Maybe this is a dumb question, but how do I export to iDVD? I created a short clip in iMovie and I can export it, but I don't see a way to export to iDVD?


----------



## BikerRob (Sep 19, 2007)

You know what, I think that was a feature with iMovie HD ('06) and not the new iMovie '08 ... I might be wrong ...


----------



## Dark_Davy (Mar 3, 2006)

If you don't care about the project you can delete it from auto loading into iDVD. Also you can try and delete the current themes loading with iDVD by going to your Home directory go to Library -> Application Support-> iDVD-> Installed Themes-> iDVD (which ever version number). It contains the themes from the last project (which it auto loads just like iWeb) You can try deleting those and it should start up with a clean slate (ie. New project, Open existing etc prompt)


----------



## Howard2k (Feb 9, 2005)

Thanks. Did that - got rid of the installed themes and still no dice... I don't have an active project, I haven't been able to open it. 

Thanks though.


----------



## Dark_Davy (Mar 3, 2006)

I have seen it before where iWeb would crash on startup due to .mac membership having incorrect credentials. (Fixed by removing .mac membership in System Prefs) I don't know if iDVD has this tie in. Only other thing would be if you can paste the some of the crash report log up, we might be able to see something responsible.


----------



## Howard2k (Feb 9, 2005)

Thanks.

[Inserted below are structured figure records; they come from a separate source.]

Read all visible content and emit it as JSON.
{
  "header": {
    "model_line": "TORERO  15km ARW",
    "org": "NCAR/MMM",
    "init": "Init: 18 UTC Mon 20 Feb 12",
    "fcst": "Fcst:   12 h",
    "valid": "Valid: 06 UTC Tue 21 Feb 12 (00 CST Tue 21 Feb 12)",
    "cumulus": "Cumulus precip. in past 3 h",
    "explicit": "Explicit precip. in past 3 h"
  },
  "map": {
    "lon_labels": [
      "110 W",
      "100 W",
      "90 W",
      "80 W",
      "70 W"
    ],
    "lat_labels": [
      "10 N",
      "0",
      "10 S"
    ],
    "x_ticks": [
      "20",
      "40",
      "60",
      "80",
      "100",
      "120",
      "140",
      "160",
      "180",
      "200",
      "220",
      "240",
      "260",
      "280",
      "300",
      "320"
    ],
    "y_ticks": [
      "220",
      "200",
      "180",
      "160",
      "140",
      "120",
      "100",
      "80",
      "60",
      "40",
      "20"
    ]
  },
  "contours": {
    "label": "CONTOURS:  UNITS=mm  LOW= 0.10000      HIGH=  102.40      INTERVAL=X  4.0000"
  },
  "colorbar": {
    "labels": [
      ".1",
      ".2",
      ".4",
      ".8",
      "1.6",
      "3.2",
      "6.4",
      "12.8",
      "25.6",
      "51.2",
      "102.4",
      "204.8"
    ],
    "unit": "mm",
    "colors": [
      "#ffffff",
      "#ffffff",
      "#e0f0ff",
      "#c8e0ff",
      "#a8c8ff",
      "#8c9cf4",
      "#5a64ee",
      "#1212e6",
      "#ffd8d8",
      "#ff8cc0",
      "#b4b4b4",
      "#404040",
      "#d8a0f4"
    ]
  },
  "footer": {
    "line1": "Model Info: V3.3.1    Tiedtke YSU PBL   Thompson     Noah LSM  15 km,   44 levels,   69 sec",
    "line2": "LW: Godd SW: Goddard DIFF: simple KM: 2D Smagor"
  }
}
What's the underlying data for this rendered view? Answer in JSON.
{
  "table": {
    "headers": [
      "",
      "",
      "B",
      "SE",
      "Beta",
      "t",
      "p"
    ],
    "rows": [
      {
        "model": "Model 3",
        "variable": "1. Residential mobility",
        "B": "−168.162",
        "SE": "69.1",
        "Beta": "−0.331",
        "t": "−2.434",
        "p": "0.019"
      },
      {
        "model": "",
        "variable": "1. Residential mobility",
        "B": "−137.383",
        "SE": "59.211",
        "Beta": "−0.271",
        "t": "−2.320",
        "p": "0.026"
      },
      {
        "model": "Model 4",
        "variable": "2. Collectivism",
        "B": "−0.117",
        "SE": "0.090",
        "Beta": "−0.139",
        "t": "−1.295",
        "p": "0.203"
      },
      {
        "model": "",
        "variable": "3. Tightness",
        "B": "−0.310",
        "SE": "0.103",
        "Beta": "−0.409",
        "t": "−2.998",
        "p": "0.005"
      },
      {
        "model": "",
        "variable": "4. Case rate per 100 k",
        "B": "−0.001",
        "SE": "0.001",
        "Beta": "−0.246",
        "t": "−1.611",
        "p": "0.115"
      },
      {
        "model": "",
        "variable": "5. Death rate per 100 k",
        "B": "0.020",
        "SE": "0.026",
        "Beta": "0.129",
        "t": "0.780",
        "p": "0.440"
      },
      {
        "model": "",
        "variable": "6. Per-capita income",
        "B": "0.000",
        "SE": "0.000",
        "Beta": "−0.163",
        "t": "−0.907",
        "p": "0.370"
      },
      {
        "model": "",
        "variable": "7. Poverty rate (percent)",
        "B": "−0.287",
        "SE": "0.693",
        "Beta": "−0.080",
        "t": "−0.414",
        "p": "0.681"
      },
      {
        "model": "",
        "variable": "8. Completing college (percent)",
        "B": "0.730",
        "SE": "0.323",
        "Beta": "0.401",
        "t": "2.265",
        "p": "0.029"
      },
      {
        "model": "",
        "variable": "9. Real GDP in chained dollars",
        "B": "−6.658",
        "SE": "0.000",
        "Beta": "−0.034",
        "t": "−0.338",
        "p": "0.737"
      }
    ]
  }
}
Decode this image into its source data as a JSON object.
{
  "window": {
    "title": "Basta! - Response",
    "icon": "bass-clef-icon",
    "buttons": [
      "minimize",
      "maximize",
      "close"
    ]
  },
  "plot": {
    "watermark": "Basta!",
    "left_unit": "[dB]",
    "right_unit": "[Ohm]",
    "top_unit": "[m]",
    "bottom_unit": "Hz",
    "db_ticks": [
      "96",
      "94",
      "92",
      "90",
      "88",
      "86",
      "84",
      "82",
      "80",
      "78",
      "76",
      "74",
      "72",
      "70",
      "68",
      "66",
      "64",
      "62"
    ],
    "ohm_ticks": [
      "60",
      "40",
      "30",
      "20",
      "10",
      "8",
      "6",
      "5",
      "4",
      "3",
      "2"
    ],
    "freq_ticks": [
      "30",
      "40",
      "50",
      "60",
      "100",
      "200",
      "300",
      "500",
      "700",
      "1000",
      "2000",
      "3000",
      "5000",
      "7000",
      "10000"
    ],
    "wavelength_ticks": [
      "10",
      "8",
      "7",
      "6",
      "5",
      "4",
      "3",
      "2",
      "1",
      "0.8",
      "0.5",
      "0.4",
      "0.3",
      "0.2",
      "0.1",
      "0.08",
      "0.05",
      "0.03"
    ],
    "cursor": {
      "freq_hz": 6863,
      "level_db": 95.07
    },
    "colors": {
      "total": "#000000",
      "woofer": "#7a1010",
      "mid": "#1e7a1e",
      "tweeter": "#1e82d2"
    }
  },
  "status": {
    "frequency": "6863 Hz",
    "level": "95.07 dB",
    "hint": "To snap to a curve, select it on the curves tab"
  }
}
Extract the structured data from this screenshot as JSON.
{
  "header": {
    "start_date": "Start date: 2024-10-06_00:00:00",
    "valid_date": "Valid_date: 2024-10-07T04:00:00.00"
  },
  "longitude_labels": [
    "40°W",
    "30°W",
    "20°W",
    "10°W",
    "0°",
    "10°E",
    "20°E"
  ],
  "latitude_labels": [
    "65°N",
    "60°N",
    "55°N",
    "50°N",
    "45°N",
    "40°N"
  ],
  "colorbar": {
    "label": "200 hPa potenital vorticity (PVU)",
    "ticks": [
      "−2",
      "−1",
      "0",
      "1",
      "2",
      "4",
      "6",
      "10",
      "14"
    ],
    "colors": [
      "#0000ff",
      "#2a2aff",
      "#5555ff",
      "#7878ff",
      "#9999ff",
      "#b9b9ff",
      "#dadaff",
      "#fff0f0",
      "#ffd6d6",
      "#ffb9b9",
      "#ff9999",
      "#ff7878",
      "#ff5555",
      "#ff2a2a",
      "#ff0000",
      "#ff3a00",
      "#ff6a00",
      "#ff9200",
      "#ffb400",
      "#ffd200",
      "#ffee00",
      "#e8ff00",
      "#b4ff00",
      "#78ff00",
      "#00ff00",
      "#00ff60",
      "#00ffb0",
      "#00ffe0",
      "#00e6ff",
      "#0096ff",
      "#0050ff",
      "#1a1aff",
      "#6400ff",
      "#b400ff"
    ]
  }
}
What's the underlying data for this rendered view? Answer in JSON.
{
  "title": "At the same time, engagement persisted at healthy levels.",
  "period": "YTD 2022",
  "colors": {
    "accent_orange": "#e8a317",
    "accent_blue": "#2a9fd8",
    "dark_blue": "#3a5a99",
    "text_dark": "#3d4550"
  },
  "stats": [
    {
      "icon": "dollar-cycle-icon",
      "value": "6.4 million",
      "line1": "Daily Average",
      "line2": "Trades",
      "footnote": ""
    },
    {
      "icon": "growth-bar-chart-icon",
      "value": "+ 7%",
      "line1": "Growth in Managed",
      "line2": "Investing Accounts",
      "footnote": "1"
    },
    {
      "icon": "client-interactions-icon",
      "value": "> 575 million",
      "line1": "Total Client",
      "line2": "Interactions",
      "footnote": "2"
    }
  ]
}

I don't use .mac so I'll nuke that and if that doesn't work I'll paste some of the crash report.

I did try running it from another account and that produced the same result. So I guess it's nothing profile specific.

EDIT: My .Mac stuff in System Preferences is empty.


----------



## Dark_Davy (Mar 3, 2006)

Just to get some more background. Did you upgrade you computer to leopard? Do you have an 3rd party themes installed? Have you ever started it successfully?

-Davy


----------



## Howard2k (Feb 9, 2005)

Nope, never used it on this computer so no themes. 
Yep upgraded from Tiger.

I just removed a few other files and am reinstalling iLife. Thanks for all the help, really appreciated. I'll let you know how I get on.


----------



## Dark_Davy (Mar 3, 2006)

Great, I was just gonna suggest removing some files and using pacifist to reinstall just iDVD. I know from a reliable source that there has been tons of issues with iDVD in the '08 version. Mostly to do with the app not fully installing itself within the system.


----------



## Howard2k (Feb 9, 2005)

ok all working!! 

Used this app:
Apple - Downloads - System/Disk Utilities - AppDelete

from this thread here:
Apple - Support - Discussions - Cannot start iDVD ...


So all working. Thanks for your help Davy!


----------